Just as faithful people can wrestle with scripture and admit the reality of the solar system, so patriotic people can confess our history and strive to do better, for our God is a God of second chances, of restoration, of rebirth.
Let’s be honest about our economy and those “blessed” mega-MAGA-Christians, because you didn’t pull yourself up by the bootstraps if daddy owned an emerald mine, and plenty of folks bust their butts their entire lives and get nowhere.
We might have been able to pretend we believed in a moral economy and the free market twenty years ago, but now we know the truth. Our system is not moral, is not amoral. It is immoral. American corporations do not care about the harm they do in pursuit of profit, and the law protects their evil They manipulate us to keep us hooked, doom-scrolling on Facebook and binge-watching on Netflix, face-down in our phones, and that is if we are lucky enough not to have become addicted to the opioids they pushed, have not lost the rent money gambling on our smartphones.
I mean, who could have predicted that allowing betting on college athletics would lead to even more corruption in that racket? Shocking, shocking I tell you, that a Division 1 baseball coach has already lost his job.

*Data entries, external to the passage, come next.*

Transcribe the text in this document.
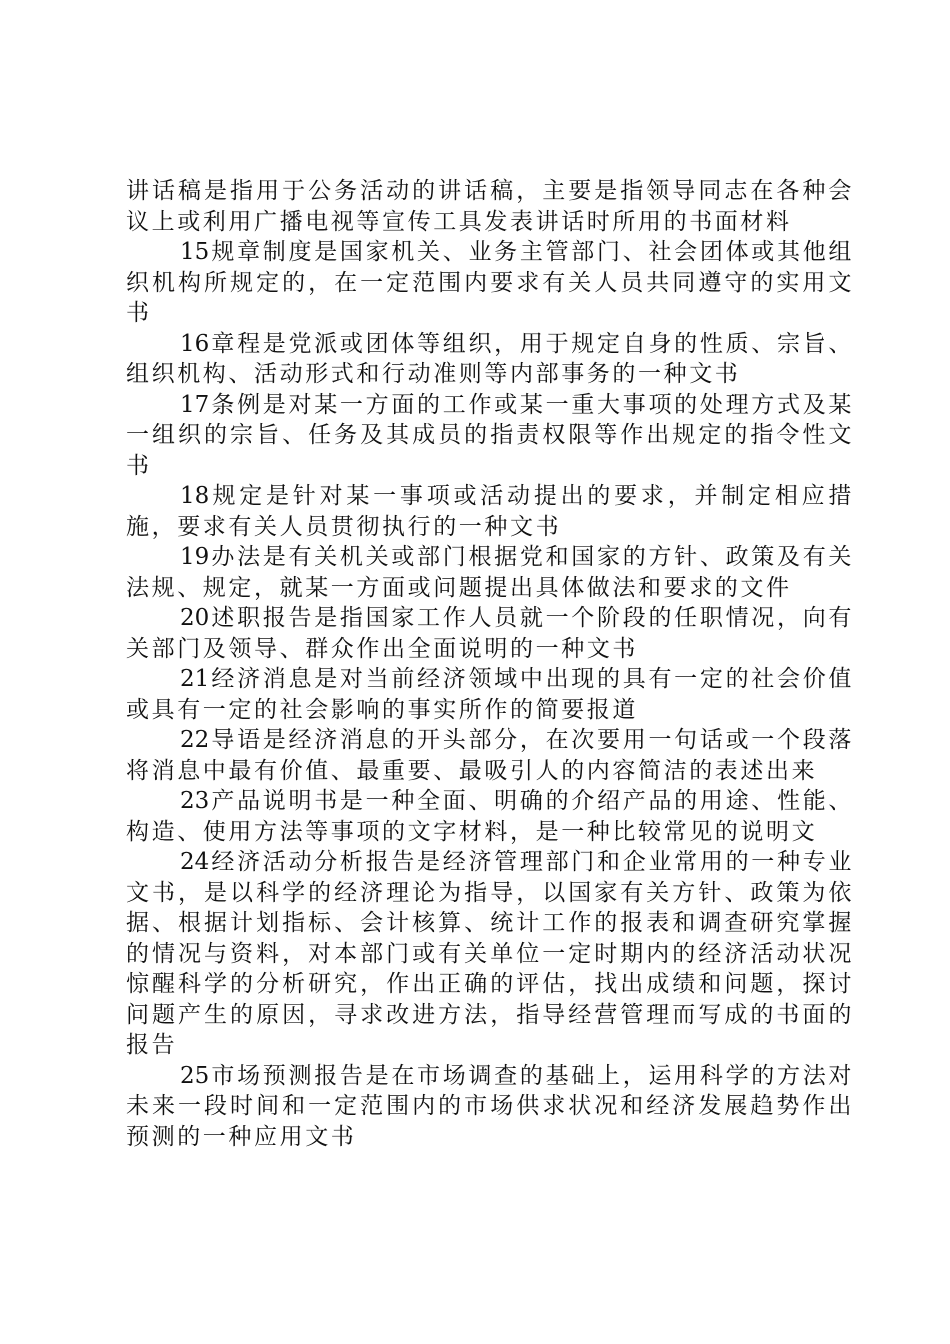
讲话稿是指用于公务活动的讲话稿，主要是指领导同志在各种会议上或利用广播电视等宣传工具发表讲话时所用的书面材料

15规章制度是国家机关、业务主管部门、社会团体或其他组织机构所规定的，在一定范围内要求有关人员共同遵守的实用文书

16章程是党派或团体等组织，用于规定自身的性质、宗旨、组织机构、活动形式和行动准则等内部事务的一种文书

17条例是对某一方面的工作或某一重大事项的处理方式及某一组织的宗旨、任务及其成员的指责权限等作出规定的指令性文书

18规定是针对某一事项或活动提出的要求，并制定相应措施，要求有关人员贯彻执行的一种文书

19办法是有关机关或部门根据党和国家的方针、政策及有关法规、规定，就某一方面或问题提出具体做法和要求的文件

20述职报告是指国家工作人员就一个阶段的任职情况，向有关部门及领导、群众作出全面说明的一种文书

21经济消息是对当前经济领域中出现的具有一定的社会价值或具有一定的社会影响的事实所作的简要报道

22导语是经济消息的开头部分，在次要用一句话或一个段落将消息中最有价值、最重要、最吸引人的内容简洁的表述出来

23产品说明书是一种全面、明确的介绍产品的用途、性能、构造、使用方法等事项的文字材料，是一种比较常见的说明文

24经济活动分析报告是经济管理部门和企业常用的一种专业文书，是以科学的经济理论为指导，以国家有关方针、政策为依据、根据计划指标、会计核算、统计工作的报表和调查研究掌握的情况与资料，对本部门或有关单位一定时期内的经济活动状况惊醒科学的分析研究，作出正确的评估，找出成绩和问题，探讨问题产生的原因，寻求改进方法，指导经营管理而写成的书面的报告

25市场预测报告是在市场调查的基础上，运用科学的方法对未来一段时间和一定范围内的市场供求状况和经济发展趋势作出预测的一种应用文书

No one is coming to rescue us. The Jesus who flies down with an army of angels went with the old barn. And it turns out that Kate Spade handbag and new set of golf clubs with the engineered titanium faces aren’t really going to fix much of anything, not even your swing.

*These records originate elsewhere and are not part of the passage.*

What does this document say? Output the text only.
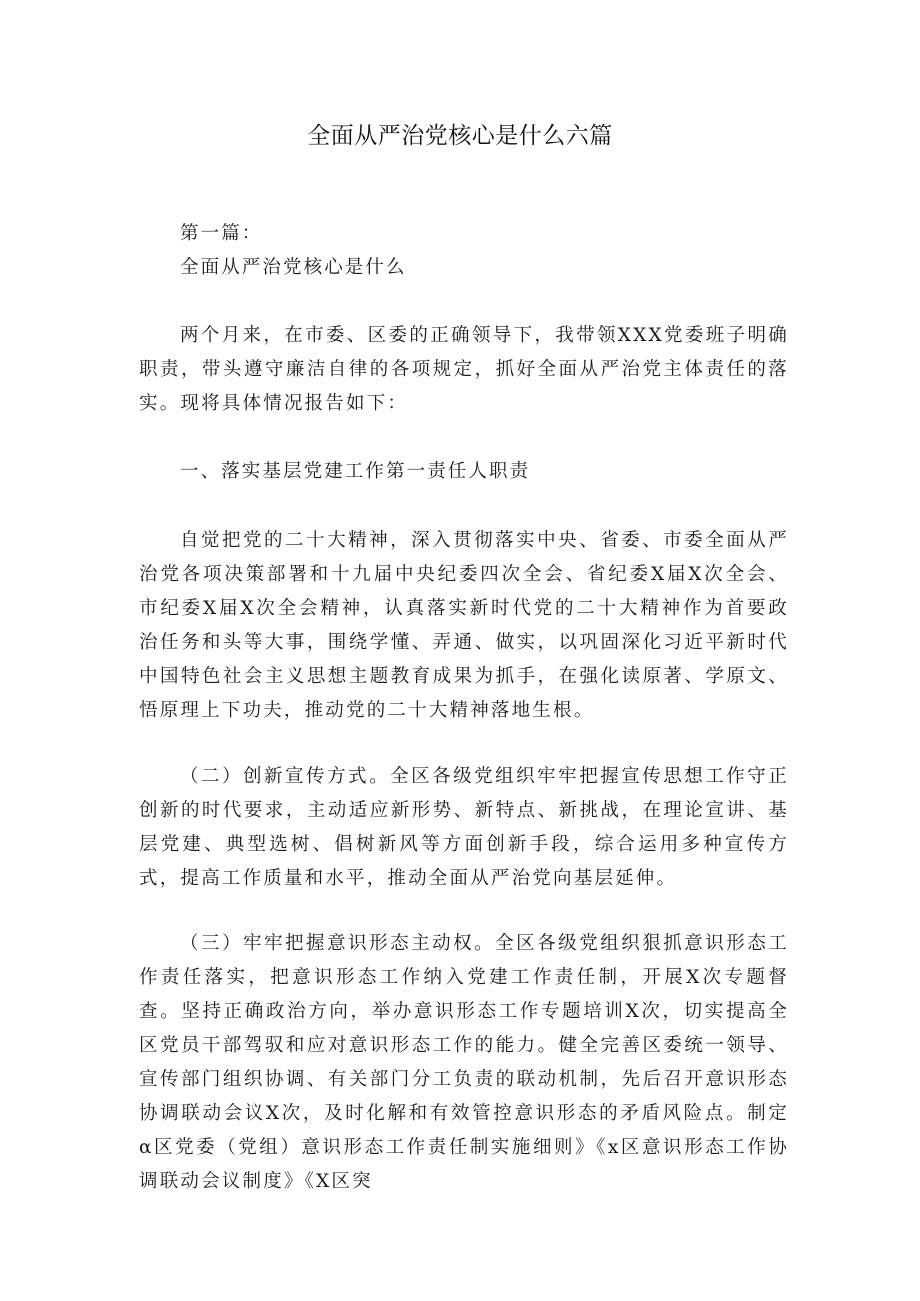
全面从严治党核心是什么六篇
第一篇：
全面从严治党核心是什么
两个月来，在市委、区委的正确领导下，我带领XXX党委班子明确职责，带头遵守廉洁自律的各项规定，抓好全面从严治党主体责任的落实。现将具体情况报告如下：
一、落实基层党建工作第一责任人职责
自觉把党的二十大精神，深入贯彻落实中央、省委、市委全面从严治党各项决策部署和十九届中央纪委四次全会、省纪委X届X次全会、市纪委X届X次全会精神，认真落实新时代党的二十大精神作为首要政治任务和头等大事，围绕学懂、弄通、做实，以巩固深化习近平新时代中国特色社会主义思想主题教育成果为抓手，在强化读原著、学原文、悟原理上下功夫，推动党的二十大精神落地生根。
（二）创新宣传方式。全区各级党组织牢牢把握宣传思想工作守正创新的时代要求，主动适应新形势、新特点、新挑战，在理论宣讲、基层党建、典型选树、倡树新风等方面创新手段，综合运用多种宣传方式，提高工作质量和水平，推动全面从严治党向基层延伸。
（三）牢牢把握意识形态主动权。全区各级党组织狠抓意识形态工作责任落实，把意识形态工作纳入党建工作责任制，开展X次专题督查。坚持正确政治方向，举办意识形态工作专题培训X次，切实提高全区党员干部驾驭和应对意识形态工作的能力。健全完善区委统一领导、宣传部门组织协调、有关部门分工负责的联动机制，先后召开意识形态协调联动会议X次，及时化解和有效管控意识形态的矛盾风险点。制定α区党委（党组）意识形态工作责任制实施细则》《x区意识形态工作协调联动会议制度》《X区突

Years ago I bought my niece, still a little girl at the time, a t-shirt that said “Self-Rescuing Princess.” God has given us all the resources we need, imagination, diligence, and centuries of inspirational stories of people who believed things could be better and went out a did something.
Most of us sitting in this room were born with extraordinary privilege, even if we bear thick scars. Most of us can be “self-rescuing,” then, once we have broken out of the barn of doctrine and dogma, of propaganda and consumerism, of the soul-sucking addictions of our daily lives, we can turn to our neighbor, our neighbor with fewer resources, our neighbor in the ditch of racism and exploitation and our systems that all too often trap people in cycles of poverty.
We cannot control for every disaster, for this spinning jewel of a planet is a maelstrom of colliding physical forces, and life, for all of its beauty, is a bit of a cut-throat competition at times, alligator and virus, but we are an intelligent and social species.
The barn door is gone, the horses of old belief are gone, and we know what we know even if we pretend not to know what we know because knowing brings responsibility.
Don’t look up, women and men of Jerusalem. Jesus is not there. She is walking across the failed narco-state of Mexico. He is addicted and stole a bike in your neighborhood last night. She can’t read, because she is too hungry to concentrate. He can’t get a job, because he made a mistake five years ago, and even if he could find an employer to hire him, all of his wages would be garnished, so he might as well get high. She pulled her kid out of Little League after scraping up the money to get him in, because its just a matter of time until one of those screaming dads pulls a gun.
Then again, maybe there is nowhere to go but “up” from here. One a foundation of love and of community, let us build together. Amen.